Waktu  semakin sore kami mempercepat perjalanan kami turun. Meski kaki kiriku terus merasa nyeri tapi tetap kupaksakan agar lekas sampai. Condro juga mengalami hal yang sama denganku. Sedangkan Nunung kaki kanan yang terkilir sewaktu turun dari puncak juga masih dirasakannya. Kami bertiga memanfaatkan tongkat sebagai alat bantu jalan sejak dari pestan tadi. Disepanjang perjalanan kami juga banyak menjumpai pendaki karena memang hari ini hari jumat, dimana banyak dimanfaatkan untuk mendaki karena merupakan weekend.

Hampir petang kami sampai di Pos 1 jalur lama yaitu Malim.
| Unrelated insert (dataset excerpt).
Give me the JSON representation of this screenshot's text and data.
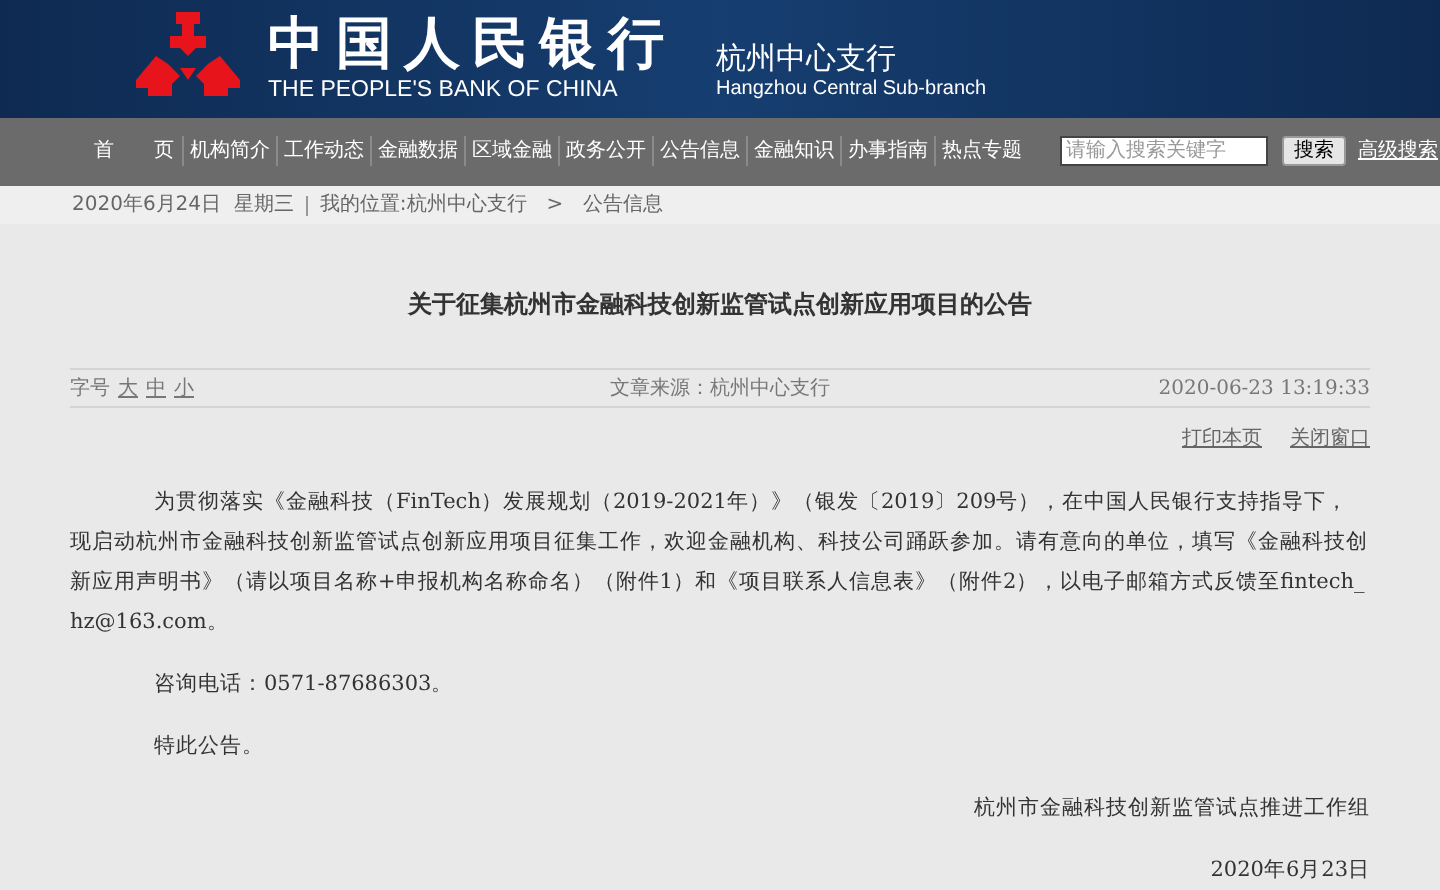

Kami tak banyak istirahat lama karena mengejar waktu agar sampai beskem sebelum petang. Tak jauh berjalan dari malim kami telah sampai di batas ladang. Lega rasanya kami telah sampai kembali di ladang karena hanya tinggal mengikuti jalur itu tanpa harus takut tersesat. Namun kami perjalanan kami masih sangat jauh, karena mengingat kemarin jalur ladang mencapai separuh rute pendakian seperti yang digambarkan pada peta. Kami menyusuri ladang yang jalurnya merupakan batuan yang tertata rapi. Setelah lama kami susuri ladang kami kahirnya sampai didesa. Kira-kira setengah jam kemudian kami telah sampai di beskem meskipun sempat bingung mencari jalur terdekat untuk mencapai beskem.
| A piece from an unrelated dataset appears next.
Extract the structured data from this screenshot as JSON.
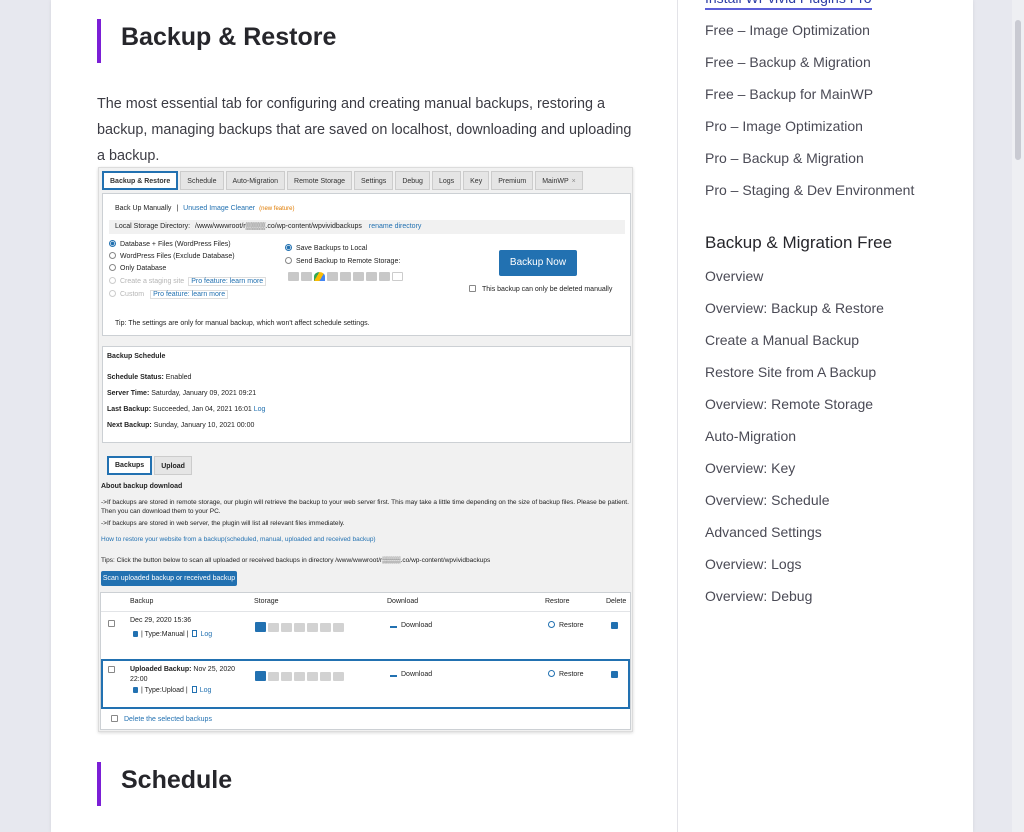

Sesampainya di beskem kami membersihkan diri seperlunya. Beskem hari ini berbeda dengan hari kemarin karena hari ini dipenuhi oleh para pendaki yang ingin menghabiskan akhir pekan mereka di gunung. Karena sudah terlanjur petang aku dan condro sekalian menjalankan Shalat Magrib dijamak dengan Isya’. Sebelum pulang aku dan Nunung menyempatkan membeli souvenir berupa gantungan kunci dan emblem khas Gunung Sumbing. Setelah kami pamit dengan pengelola kami pulang ke Jogja.